Harnessing Vital Sign Vibration Harmonics for Effortless and Inbuilt XR User Authentication

Extended Reality (XR) headsets are increasingly serving as repositories for substantial volumes of sensitive data and gateways to web applications. This transition highlights the need for convenient and secure user authentication solutions. Traditional password/PIN-based schemes are ill-suited to the XR's gesture- and voice-based interfaces and are prone to shoulder-surfing attacks. Some recent XR systems incorporate two-factor authentication, but it requires additional operations on a second device (e.g., a smartphone or wearable). In this work, we introduce the first effortless and inbuilt XR user authentication system by leveraging the harmonics of vibrations excited by users' vital signs. The system is transparent to users (no efforts during enrollment and authentication) and requires no additional hardware. The key idea is that vital signs (i.e., breathing and heart beating) naturally generate low-frequency mechanical vibrations, causing human skull to vibrate and produces harmonic signals.

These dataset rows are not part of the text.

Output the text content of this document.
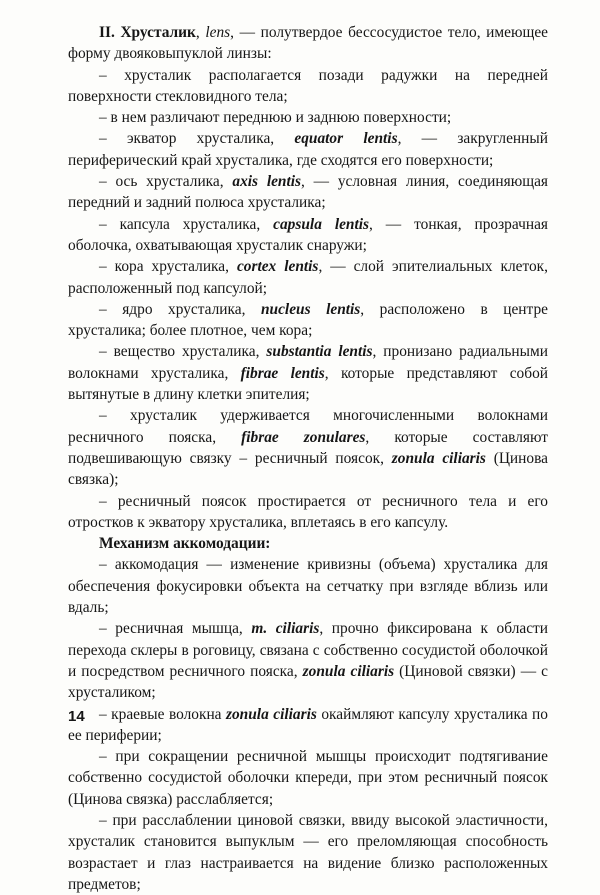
II. Хрусталик, lens, — полутвердое бессосудистое тело, имеющее форму двояковыпуклой линзы:

– хрусталик располагается позади радужки на передней поверхности стекловидного тела;

– в нем различают переднюю и заднюю поверхности;

– экватор хрусталика, equator lentis, — закругленный периферический край хрусталика, где сходятся его поверхности;

– ось хрусталика, axis lentis, — условная линия, соединяющая передний и задний полюса хрусталика;

– капсула хрусталика, capsula lentis, — тонкая, прозрачная оболочка, охватывающая хрусталик снаружи;

– кора хрусталика, cortex lentis, — слой эпителиальных клеток, расположенный под капсулой;

– ядро хрусталика, nucleus lentis, расположено в центре хрусталика; более плотное, чем кора;

– вещество хрусталика, substantia lentis, пронизано радиальными волокнами хрусталика, fibrae lentis, которые представляют собой вытянутые в длину клетки эпителия;

– хрусталик удерживается многочисленными волокнами ресничного пояска, fibrae zonulares, которые составляют подвешивающую связку – ресничный поясок, zonula ciliaris (Цинова связка);

– ресничный поясок простирается от ресничного тела и его отростков к экватору хрусталика, вплетаясь в его капсулу.

Механизм аккомодации:

– аккомодация — изменение кривизны (объема) хрусталика для обеспечения фокусировки объекта на сетчатку при взгляде вблизь или вдаль;

– ресничная мышца, m. ciliaris, прочно фиксирована к области перехода склеры в роговицу, связана с собственно сосудистой оболочкой и посредством ресничного пояска, zonula ciliaris (Циновой связки) — с хрусталиком;

– краевые волокна zonula ciliaris окаймляют капсулу хрусталика по ее периферии;

– при сокращении ресничной мышцы происходит подтягивание собственно сосудистой оболочки кпереди, при этом ресничный поясок (Цинова связка) расслабляется;

– при расслаблении циновой связки, ввиду высокой эластичности, хрусталик становится выпуклым — его преломляющая способность возрастает и глаз настраивается на видение близко расположенных предметов;

14
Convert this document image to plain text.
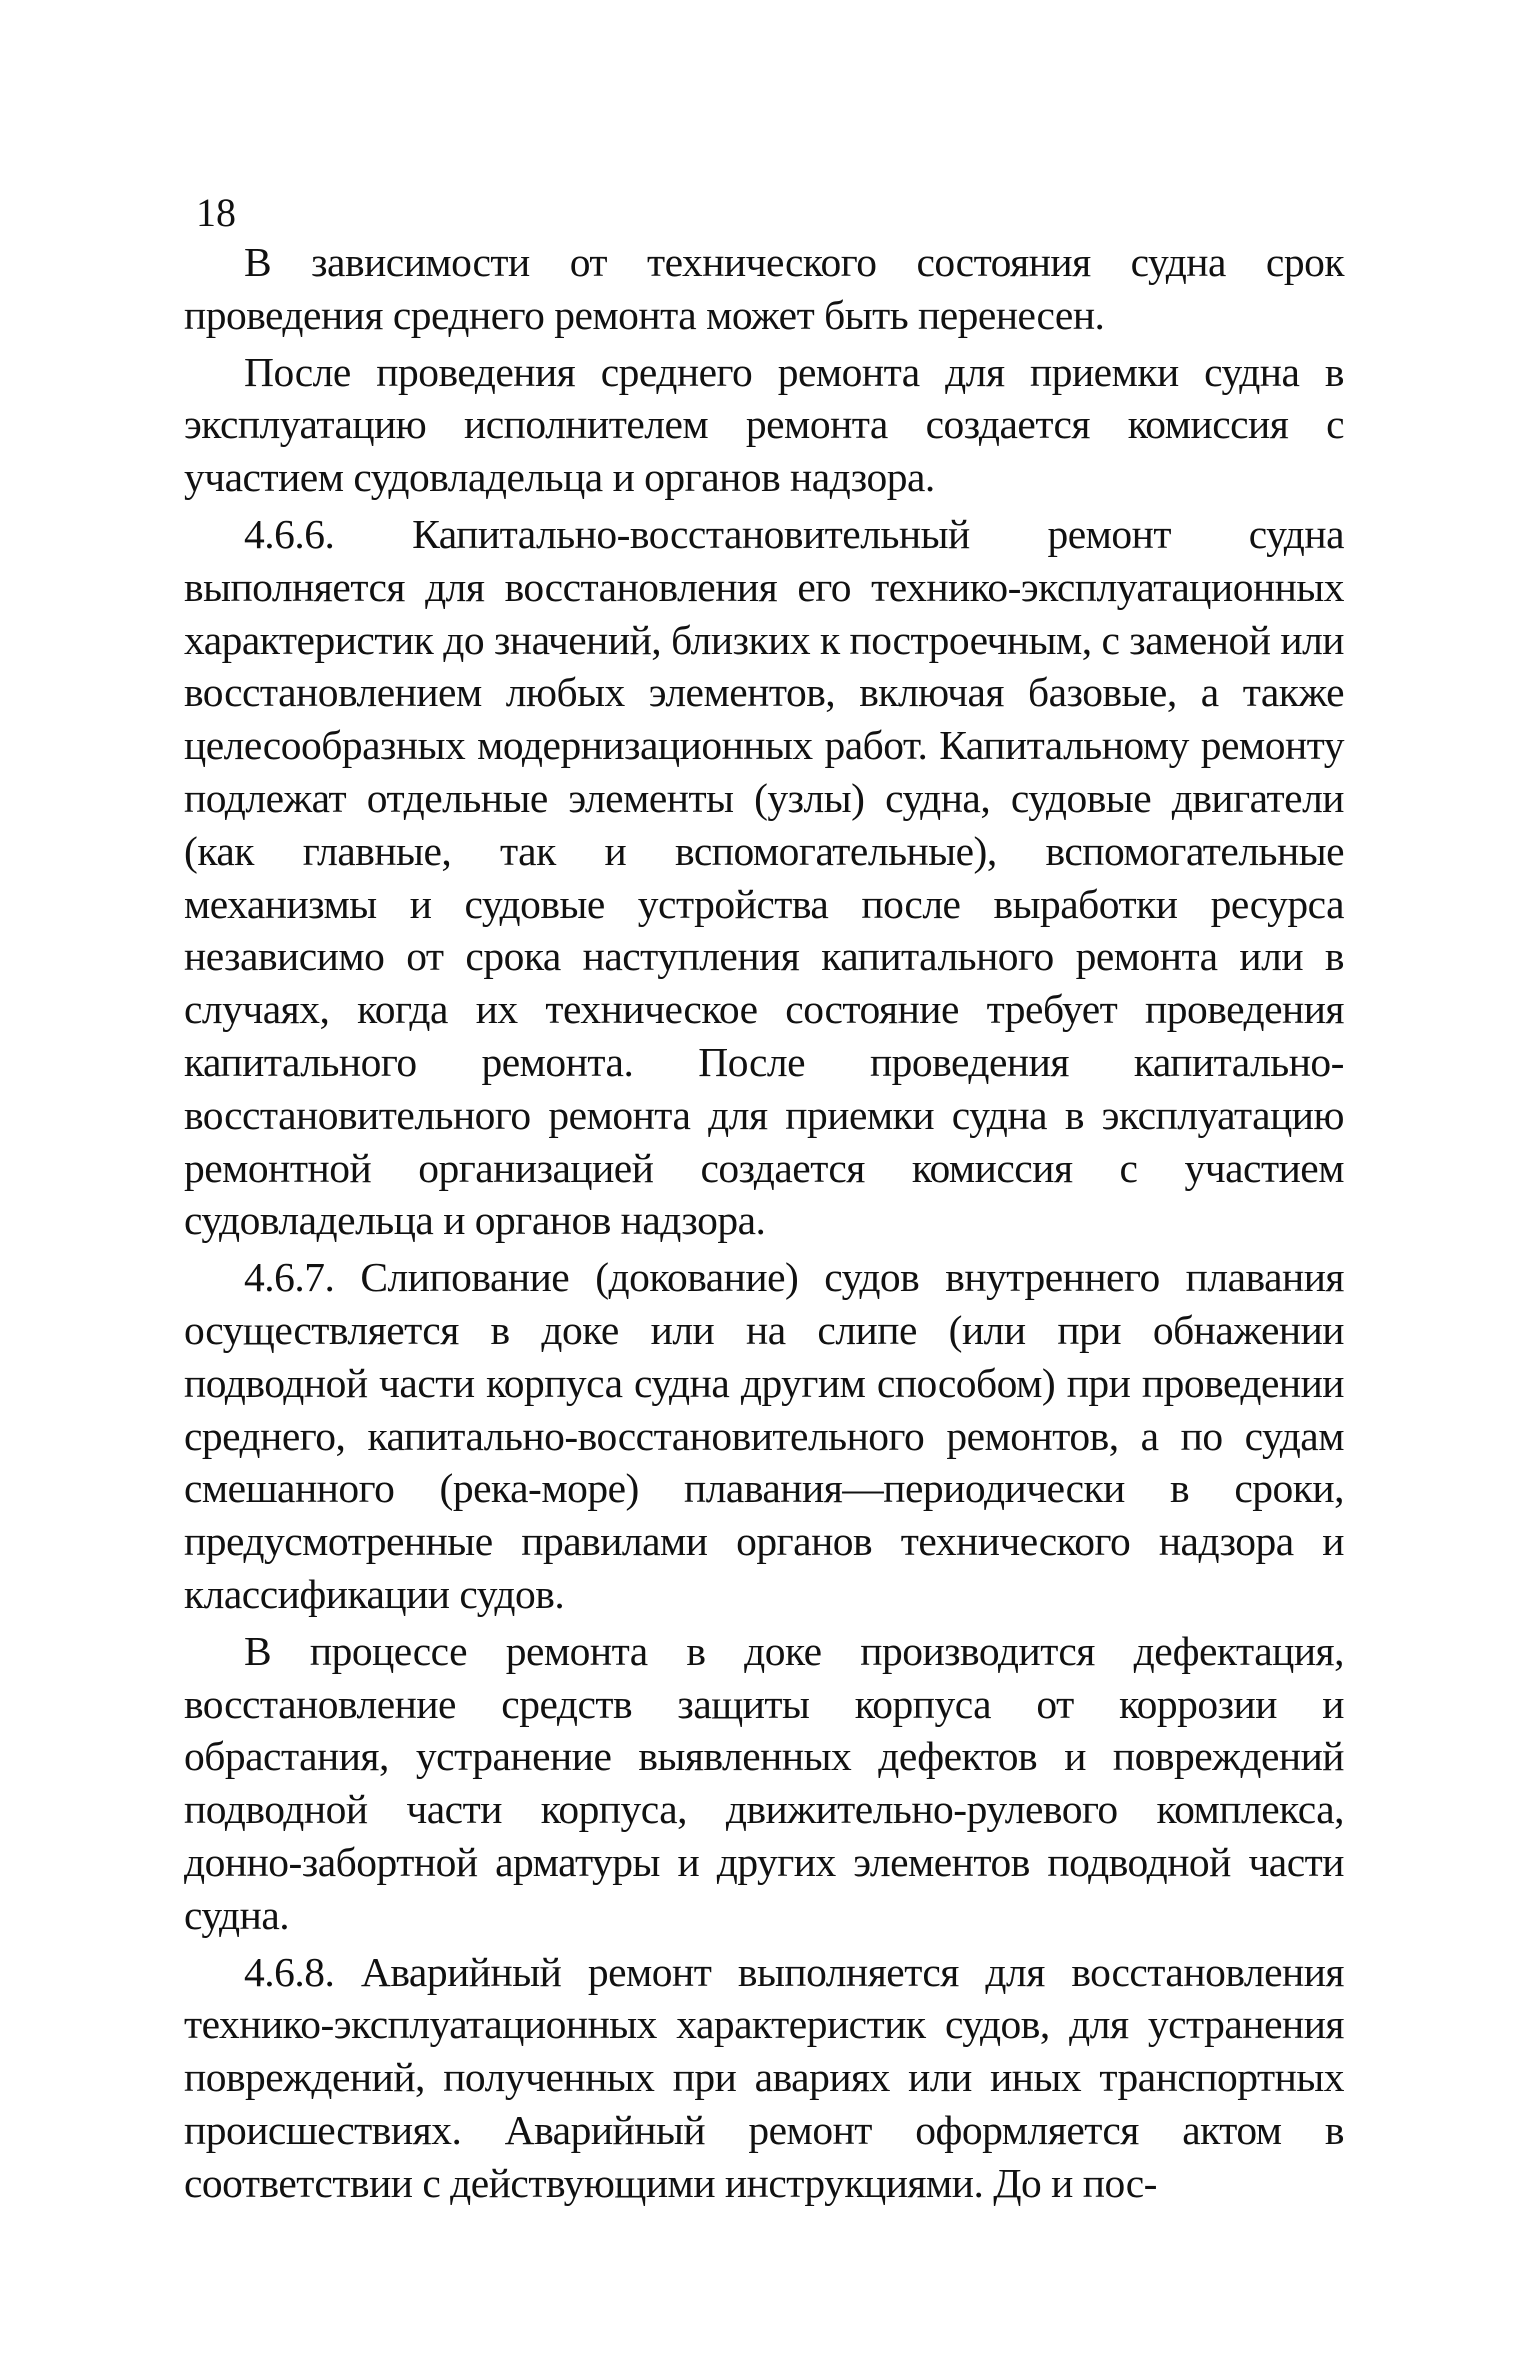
18

В зависимости от технического состояния судна срок проведения среднего ремонта может быть перенесен.

После проведения среднего ремонта для приемки судна в эксплуатацию исполнителем ремонта создается комиссия с участием судовладельца и органов надзора.

4.6.6. Капитально-восстановительный ремонт судна выполняется для восстановления его технико-эксплуатационных характеристик до значений, близких к построечным, с заменой или восстановлением любых элементов, включая базовые, а также целесообразных модернизационных работ. Капитальному ремонту подлежат отдельные элементы (узлы) судна, судовые двигатели (как главные, так и вспомогательные), вспомогательные механизмы и судовые устройства после выработки ресурса независимо от срока наступления капитального ремонта или в случаях, когда их техническое состояние требует проведения капитального ремонта. После проведения капитально-восстановительного ремонта для приемки судна в эксплуатацию ремонтной организацией создается комиссия с участием судовладельца и органов надзора.

4.6.7. Слипование (докование) судов внутреннего плавания осуществляется в доке или на слипе (или при обнажении подводной части корпуса судна другим способом) при проведении среднего, капитально-восстановительного ремонтов, а по судам смешанного (река-море) плавания—периодически в сроки, предусмотренные правилами органов технического надзора и классификации судов.

В процессе ремонта в доке производится дефектация, восстановление средств защиты корпуса от коррозии и обрастания, устранение выявленных дефектов и повреждений подводной части корпуса, движительно-рулевого комплекса, донно-забортной арматуры и других элементов подводной части судна.

4.6.8. Аварийный ремонт выполняется для восстановления технико-эксплуатационных характеристик судов, для устранения повреждений, полученных при авариях или иных транспортных происшествиях. Аварийный ремонт оформляется актом в соответствии с действующими инструкциями. До и пос-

When the harmonics pass the human head, they carry rich biometrics associated with the wearer's skull structure and soft tissues, which can be captured by the XR motion sensors. Instead of directly utilizing the vibrations, we extract more reliable biometrics from the ratios among different harmonic frequencies, which capture wearers' unique head and facial attenuation properties and are non-volatile when the periodicity and amplitude of vital signs fluctuate. We further design an adaptive filter to mitigate the body motion distortions in common XR interactions. By adopting advanced deep learning models with the attention mechanism, our system realizes effective and robust authentication across XR scenarios. Evaluations across 10 months, with 52 users and two popular XR headsets, show that our system can accurately authenticate users with over 95% true positive rates and rejects unauthorized users with over 98% true negative rates under various XR scenarios, with biometrics remaining consistent over long-term periods.